Ускользающей бездонностью хода смысла слово сковано в цельность так, что попытка его расширить, обновить, омолодить всегда обнаруживает в нем богатство, которое давно и намного опередило все усилия его широкого понимания: оно всегда смелее, его размах всегда больше, так что поздний ум всегда видит в слове пунктир, уводящий в такую даль, куда одному не дойти.
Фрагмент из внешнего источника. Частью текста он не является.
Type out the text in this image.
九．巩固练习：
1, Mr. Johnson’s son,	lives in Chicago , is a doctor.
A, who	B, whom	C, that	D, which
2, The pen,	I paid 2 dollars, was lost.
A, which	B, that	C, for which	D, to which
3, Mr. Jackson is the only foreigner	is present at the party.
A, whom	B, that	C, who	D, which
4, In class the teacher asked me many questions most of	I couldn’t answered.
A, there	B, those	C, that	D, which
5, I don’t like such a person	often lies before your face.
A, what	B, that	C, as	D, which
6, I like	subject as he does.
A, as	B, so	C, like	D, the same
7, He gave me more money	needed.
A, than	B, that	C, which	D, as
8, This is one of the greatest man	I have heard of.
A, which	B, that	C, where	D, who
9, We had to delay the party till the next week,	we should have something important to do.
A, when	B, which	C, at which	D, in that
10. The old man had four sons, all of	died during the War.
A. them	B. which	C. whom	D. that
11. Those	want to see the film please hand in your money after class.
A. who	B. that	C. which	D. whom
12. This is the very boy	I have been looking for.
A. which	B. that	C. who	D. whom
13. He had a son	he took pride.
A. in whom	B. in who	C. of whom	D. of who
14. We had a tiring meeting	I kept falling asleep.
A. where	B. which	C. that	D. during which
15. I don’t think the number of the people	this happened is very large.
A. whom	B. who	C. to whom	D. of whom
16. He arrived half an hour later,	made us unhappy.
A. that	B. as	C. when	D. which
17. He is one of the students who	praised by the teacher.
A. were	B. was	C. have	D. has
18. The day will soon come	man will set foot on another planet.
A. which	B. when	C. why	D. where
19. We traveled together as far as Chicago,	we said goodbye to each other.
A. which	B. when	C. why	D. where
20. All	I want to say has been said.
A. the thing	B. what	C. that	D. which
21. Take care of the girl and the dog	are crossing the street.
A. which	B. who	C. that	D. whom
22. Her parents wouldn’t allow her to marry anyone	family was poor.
Какое отношение всё это имеет к — говорит Флоренский — «именно моей духовной потребности, и притом не вообще моей, а в этот, единственный в мировой истории раз» (348). Или моя сейчасная потребность всегда и есть это — скорее, вернее, безвозвратнее утонуть в не моем, в общем, в прадревнем? Флоренский так однако не говорит! Еще бы: ведь узел смысла, приоткрывающийся в слове, — не только не мой, моей мысли, но и вообще не дело человеческого сознания, он не человеку даже, а человечеству приснился, он мне темен, загадочен, как сон, он томит и манит и грозит, как сон. У внутренней формы слова статус даже и не мифа, а вернее сна, — миф это уже какое-то усмирение, одомашнивание, смягчение, освоение сна. Чтобы ходить лабиринтами смысла слова, я должен перестать быть я, научиться быть чем-то другим, с угрозой потерять себя. Сон мне нужен, и все-таки я стараюсь не спать и по крайней мере надеюсь, что не сплю. То есть на самом деле я конечно не могу быть уверен, что я не сплю, но я ведь все-таки как не в сне, так и не в уверенности что я не сплю, и не в сомнении сплю я или не сплю, и я не в том декартовском соображении, что если я сомневаюсь, то по крайней мере это мое сомнение несомненно: настоящий я ведь не тот который тонет, и не тот который в глубоком сне наяву самодовольно уверен, что он владеет собой и владеет ситуацией, и я не тот, кто сомневается во всем, и не тот хитрый диалектик, который из своего сомнения во всем умозаключает к своему все-таки существованию, cogito ergo sum, а я — то неопределимое присутствие, Da-sein, которое несет на себе, выносит и свой сон, и свой обман, и свое сомнение, и свой самообман, дает всему этому раздирающему, растаскивающему раздирать и растаскивать и разодранное, растасканное все равно остается одним целым присутствием всего этого. Заштопанный чулок лучше разодранного, но с сознанием, сказал Гегель, дело обстоит наоборот.